To celebrate the 10th birthday on 20 October, 1983, the ABC broadcasts a day-long series of FM radio programs about the history and personalities of Sydney Opera House and presents a concert featuring the famous English mezzo-soprano, Janet Baker with the Sydney Symphony Orchestra.
There are a significant number of events staged during the hectic and exciting days of October. On the evening of 20 October, the Trust gives a 10th Anniversary Cocktail party for 400 friends of the House. The Guest of Honour, Jill Wran, speaks about Sydney Opera House and its significant relationship with the people of Australia. Mrs Wran observes, “Only in Australia is our greatest building a monument to the arts - to human creativity and imagination.”

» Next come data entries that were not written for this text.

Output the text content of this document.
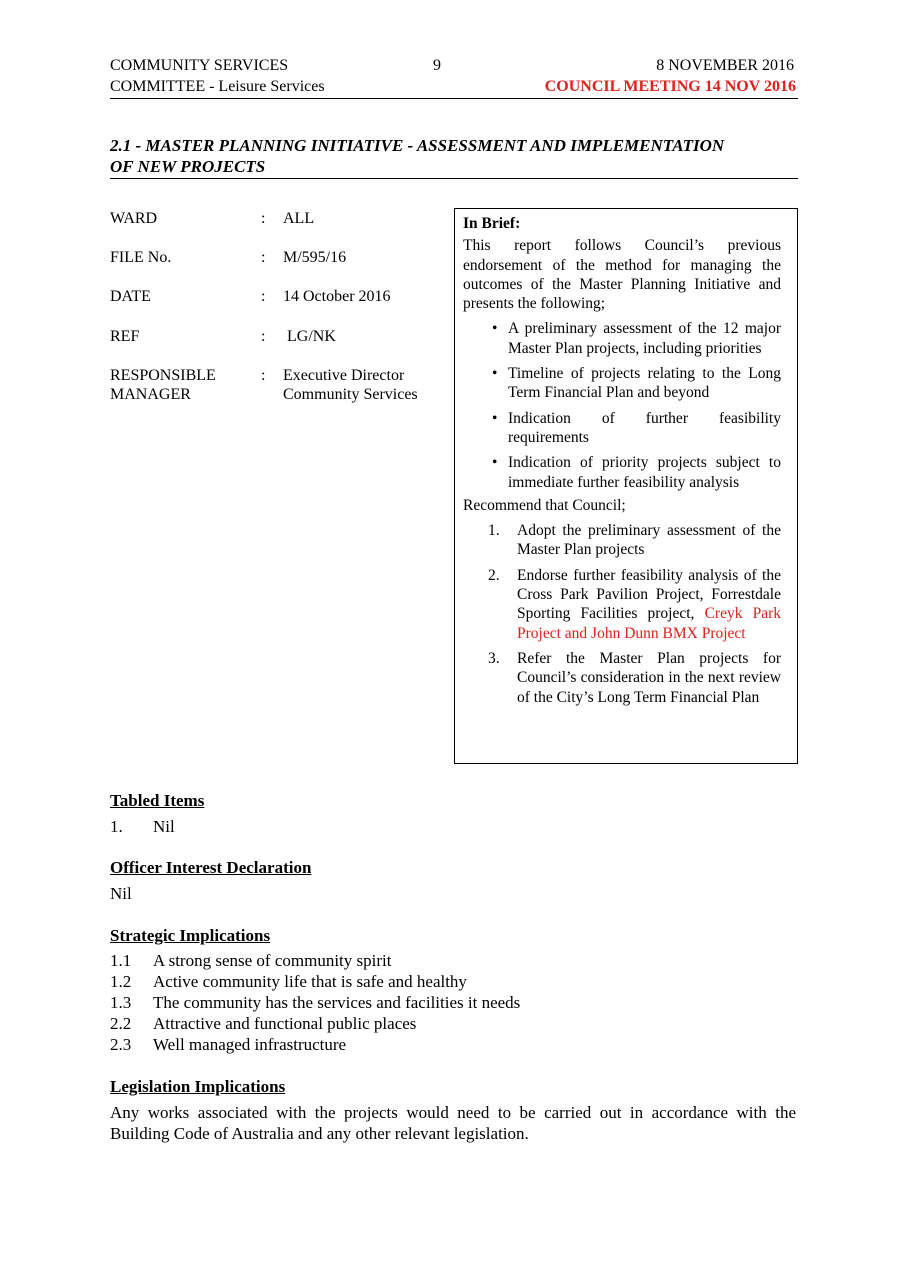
COMMUNITY SERVICES
COMMITTEE - Leisure Services
9	8 NOVEMBER 2016
COUNCIL MEETING 14 NOV 2016
2.1 - MASTER PLANNING INITIATIVE - ASSESSMENT AND IMPLEMENTATION
OF NEW PROJECTS
WARD	: ALL
FILE No.	: M/595/16
DATE	: 14 October 2016
REF	: LG/NK
RESPONSIBLE MANAGER
: Executive Director Community Services
In Brief:
This report follows Council’s previous endorsement of the method for managing the outcomes of the Master Planning Initiative and presents the following;
• A preliminary assessment of the 12 major Master Plan projects, including priorities
• Timeline of projects relating to the Long Term Financial Plan and beyond
• Indication of further feasibility requirements
• Indication of priority projects subject to immediate further feasibility analysis
Recommend that Council;
1. Adopt the preliminary assessment of the Master Plan projects
2. Endorse further feasibility analysis of the Cross Park Pavilion Project, Forrestdale Sporting Facilities project, Creyk Park Project and John Dunn BMX Project
3. Refer the Master Plan projects for Council’s consideration in the next review of the City’s Long Term Financial Plan
Tabled Items
1. Nil
Officer Interest Declaration
Nil
Strategic Implications
1.1 A strong sense of community spirit
1.2 Active community life that is safe and healthy
1.3 The community has the services and facilities it needs
2.2 Attractive and functional public places
2.3 Well managed infrastructure
Legislation Implications
Any works associated with the projects would need to be carried out in accordance with the Building Code of Australia and any other relevant legislation.
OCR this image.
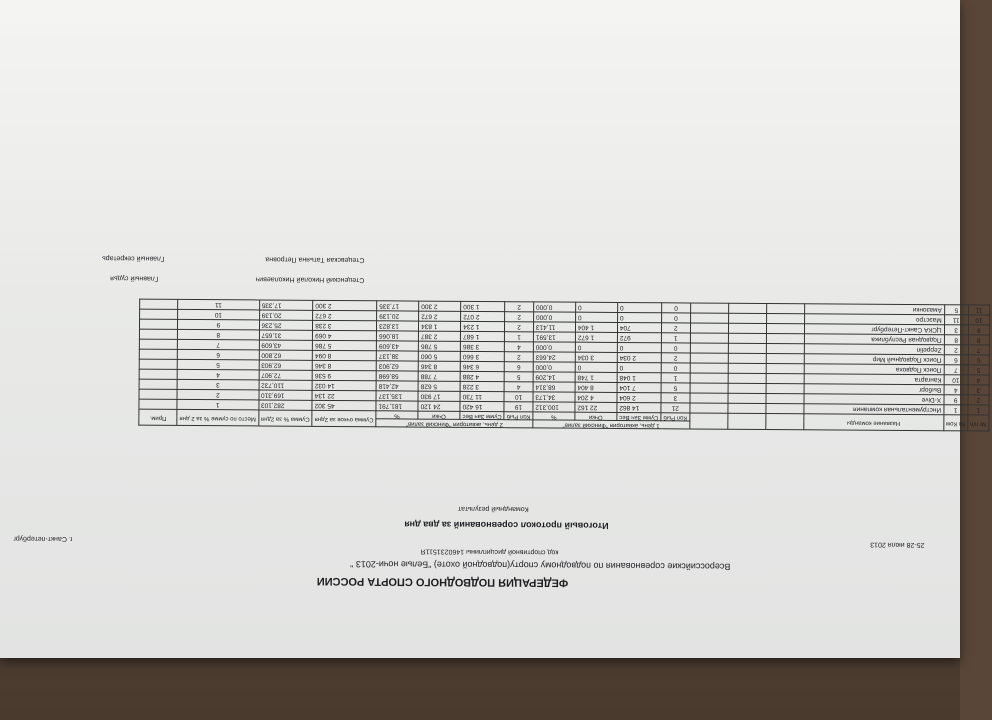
ФЕДЕРАЦИЯ ПОДВОДНОГО СПОРТА РОССИИ
Всероссийские соревнования по подводному спорту(подводной охоте) "Белые ночи-2013 "
код спортивной дисциплины 1460231511Я
25-28 июля 2013
г. Санкт-петербург
Итоговый протокол соревнований за два дня
Командный результат
№ п/п	№ Ком	Название команды				1 день, акватория "Финский залив"				2 день, акватория "Финский залив"				Сумма очков за 2дня	Сумма % за 2дня	Место по сумме % за 2 дня	Прим.
						Кол Рыб	Сумм Зач Вес	Очки	%	Кол Рыб	Сумм Зач Вес	Очки	%				
1	1	Инструментальная компания				21	14 862	22 162	100,312	19	16 420	24 120	181,791	45 302	282,103	1	
2	9	X-Dive				3	2 604	4 204	34,173	10	11 730	17 930	135,137	22 134	169,310	2	
3	4	Выборг				5	7 104	8 404	68,314	4	3 228	5 628	42,418	14 032	110,732	3	
4	10	Кангарта				1	1 048	1 748	14,209	5	4 288	7 788	58,698	9 536	72,907	4	
5	7	Поиск Подвоха				0	0	0	0,000	6	6 346	8 346	62,903	8 346	62,903	5	
6	6	Поиск Подводный Мир				2	2 034	3 034	24,663	2	3 660	5 060	38,137	8 094	62,800	6	
7	2	Zeppelin				0	0	0	0,000	4	3 386	5 786	43,609	5 786	43,609	7	
8	8	Подводная Республика				1	972	1 672	13,591	1	1 687	2 387	18,066	4 069	31,657	8	
9	3	ЦСКА Санкт-Петербург				2	704	1 404	11,413	2	1 234	1 834	13,823	3 238	25,236	9	
10	11	Маэстро				0	0	0	0,000	2	2 072	2 672	20,139	2 672	20,139	10	
11	5	Амазонки				0	0	0	0,000	2	1 300	2 300	17,335	2 300	17,335	11	
Стеценский Николай Николаевич
Главный судья
Стецевская Татьяна Петровна
Главный секретарь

Jørn Utzon is made a Companion of the Order of Australia (AC) (Honorary Award) for achievements in the field of Architecture.
Work starts to transform the Forecourt
When Jørn Utzon submitted the designs for Sydney Opera House, he envisaged an open plaza leading up to the main flight of steps. It was to provide an unobstructed view of his soaring architectural concept and give it the space to make an unchallenged impact on the environment of the Sydney Harbour.

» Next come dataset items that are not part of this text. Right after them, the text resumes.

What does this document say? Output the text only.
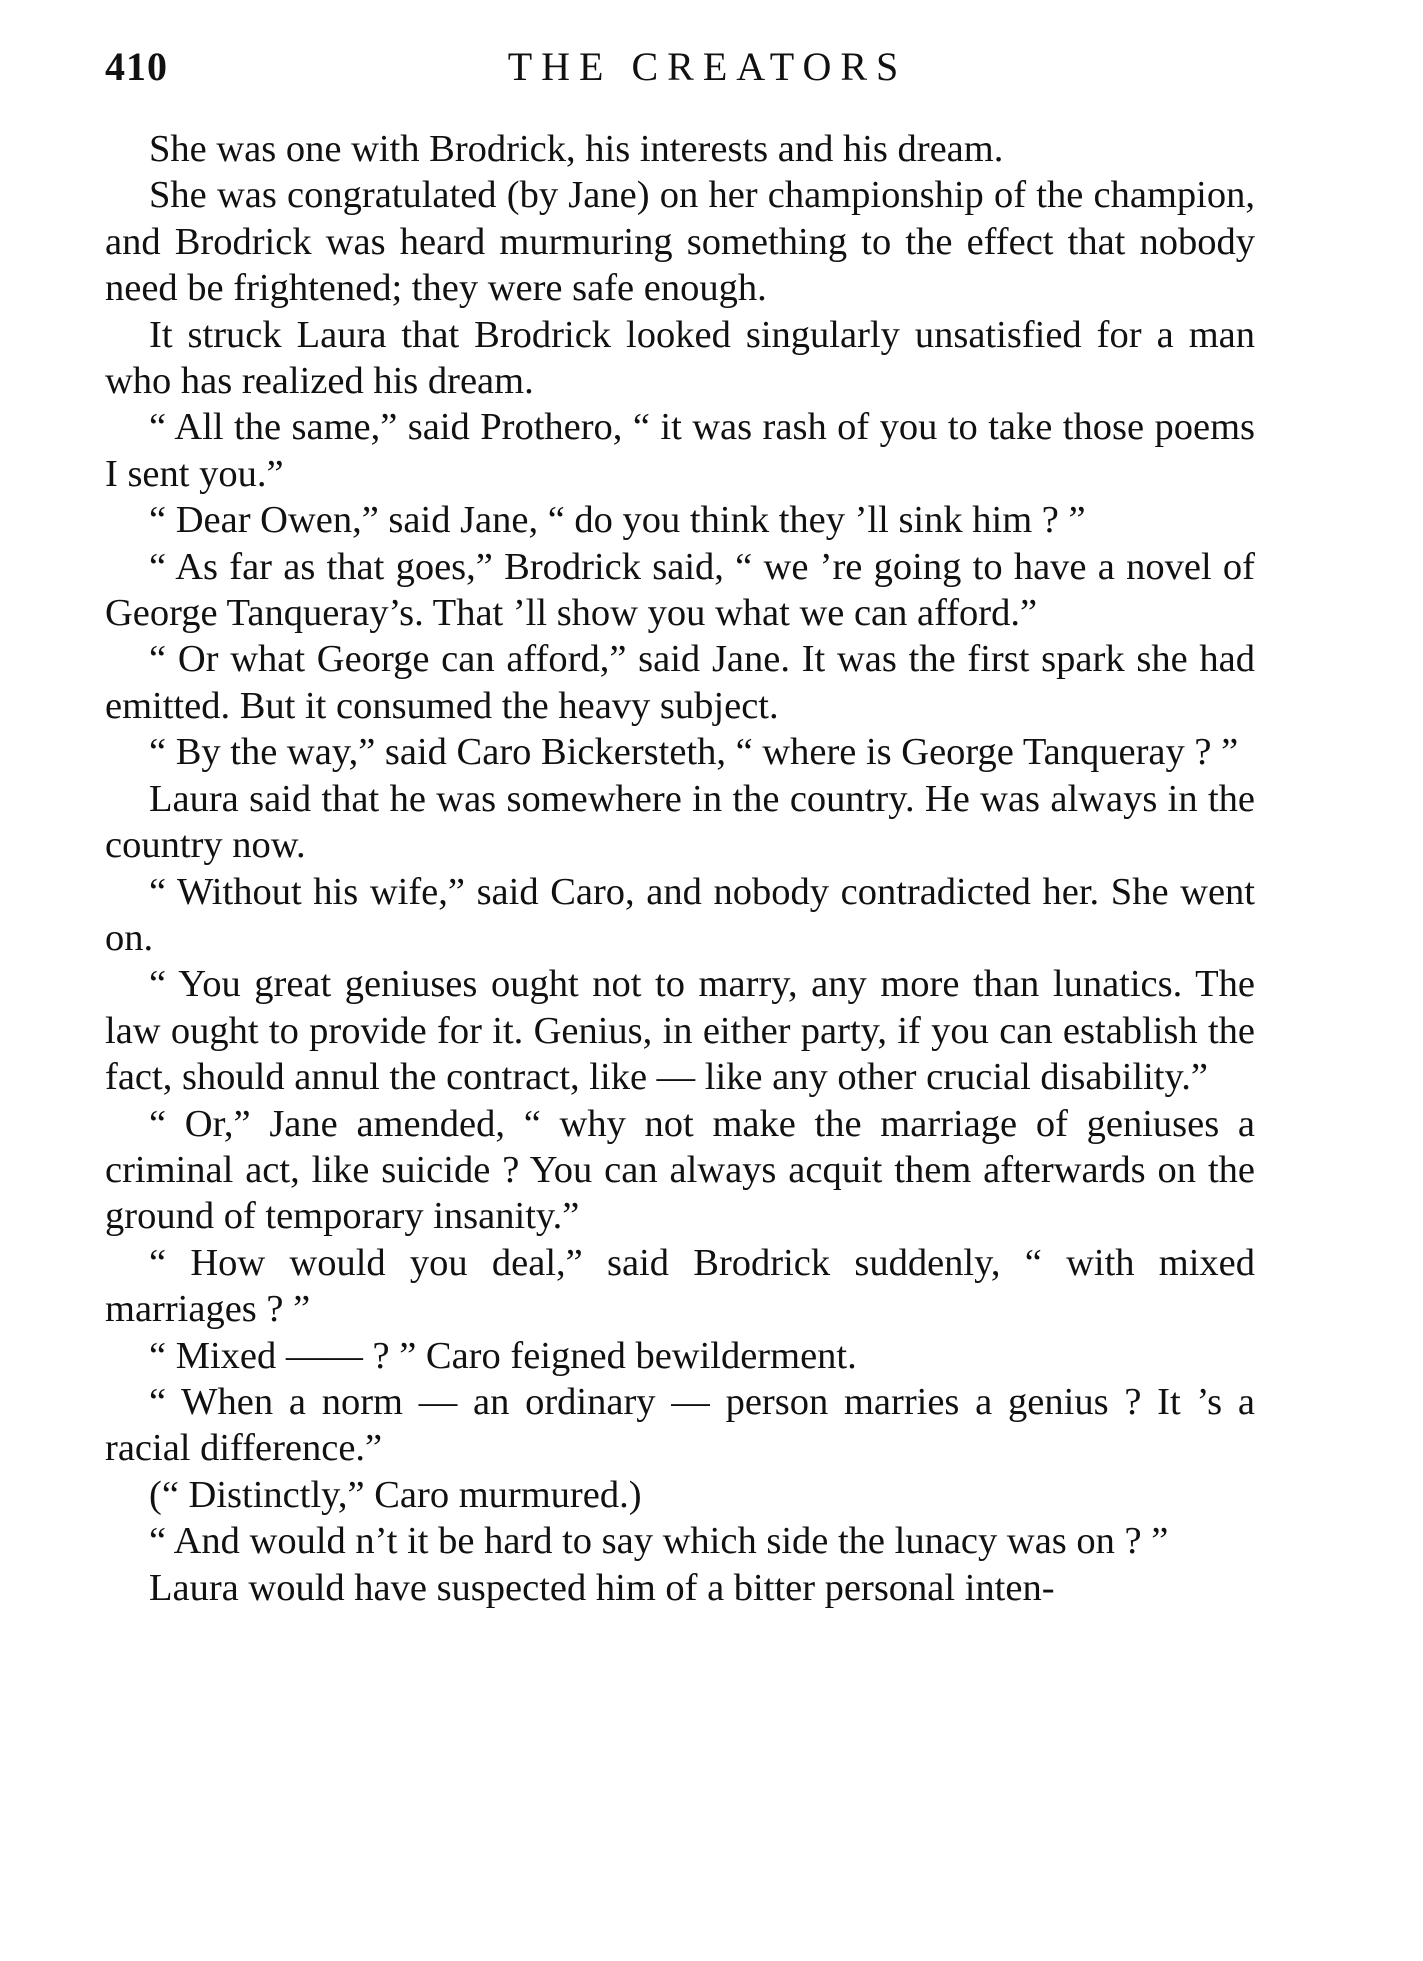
410	THE CREATORS

She was one with Brodrick, his interests and his dream.

She was congratulated (by Jane) on her championship of the champion, and Brodrick was heard murmuring something to the effect that nobody need be frightened; they were safe enough.

It struck Laura that Brodrick looked singularly unsatisfied for a man who has realized his dream.

“ All the same,” said Prothero, “ it was rash of you to take those poems I sent you.”

“ Dear Owen,” said Jane, “ do you think they ’ll sink him ? ”

“ As far as that goes,” Brodrick said, “ we ’re going to have a novel of George Tanqueray’s. That ’ll show you what we can afford.”

“ Or what George can afford,” said Jane. It was the first spark she had emitted. But it consumed the heavy subject.

“ By the way,” said Caro Bickersteth, “ where is George Tanqueray ? ”

Laura said that he was somewhere in the country. He was always in the country now.

“ Without his wife,” said Caro, and nobody contradicted her. She went on.

“ You great geniuses ought not to marry, any more than lunatics. The law ought to provide for it. Genius, in either party, if you can establish the fact, should annul the contract, like — like any other crucial disability.”

“ Or,” Jane amended, “ why not make the marriage of geniuses a criminal act, like suicide ? You can always acquit them afterwards on the ground of temporary insanity.”

“ How would you deal,” said Brodrick suddenly, “ with mixed marriages ? ”

“ Mixed —— ? ” Caro feigned bewilderment.

“ When a norm — an ordinary — person marries a genius ? It ’s a racial difference.”

(“ Distinctly,” Caro murmured.)

“ And would n’t it be hard to say which side the lunacy was on ? ”

Laura would have suspected him of a bitter personal inten-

For the first 12 years of its operations, however, the Forecourt was a rambling car park – never open to the public and an eyesore in aesthetic terms.
In 1986, the first major steps of a far-reaching transformation takes place as part of the NSW Government’s Bicentennial project. This gives Sydney Opera House an approach worthy of its spectacular architecture. Parked cars are banished from the Forecourt. A second promenade, containing shops, a cafe and an information centre is constructed below the existing level, giving pedestrians cover from the weather without disturbing the vista from any direction.
Granite cobblestones fan out over the upper level in an unobtrusively decorative way and result in a handsome new perspective at Sydney Opera House. The project is managed by the Public Works Department, John Holland Constructions Pty Ltd, Ove Arup and Partners on behalf of the Government Architect Andrew Andersons and Peter Hall.
The cost of the project is around $24 million. It includes the construction of a new sea wall and the two level structure which allows pedestrians to approach the building at water level.
Lin Utzon unveils geometric plaque in Forecourt podium
Jørn Utzon’s daughter, Lin, unveils a geometric plaque in the Forecourt podium.
Jørn Utzon lets the Trust know he was very pleased “that the Government has decided to finish the Forecourt as the originally planned open plaza.”
Scissor lifts installed in Concert Hall
The installation of hydraulic scissor lifts under the Concert Hall stage proves quickly to be a good investment. They replace the “podest” rostrums which had to be brought from their storage area to the concert platform. This process used to take, on average, a stage crew of eight people one hour to set up and 45 minutes to strike. With the new scissors platforms, it takes two stage technicians 10 minutes to set up and five minutes to strike.
His Holiness, Pope John Paul II addresses assembly in Concert Hall
His Holiness, Pope John Paul II, addresses an assembly of the religious in the Concert Hall, and meets with management, the media and the public assembled on the Monumental Steps.
Sydney Opera House announces Major Maintenance Program
Sydney Opera House Major Maintenance Program launches as 10-year program with 650 projects relating to the structural and architectural fabric of the building, the services within the building and the technical stage services.
The program is designed to redress rule of thumb calculation for general building maintenance expenditure and to raise the level to the more commercially acceptable level of maintenance funding of 1-2% of asset value.
1988 (26 January)
Sydney Opera House venue for Bicentennial Australia Day
A late decision by the NSW Government to convene the Australia Day ceremony on the Sydney Opera House Forecourt precipitates a mammoth exercise in preparation over 15 weeks. Between the breakfast party for invited guests and the spectacular fireworks display at night, the range of events include the formal commemoration with the Prince and Princess of Wales, the Bicentennial Wool Collection fashion event, outdoor concerts with orchestra and chorus, jazz bands, pop groups and, on the harbour, a magnificent parade of Tall Ships. This marks the beginning of a much higher focus on civic celebrations for Australia Day on the day itself.
1989 (1 May)
Elizabeth Butcher, AM, starts her tenure as Chairman of the Sydney Opera House Trust.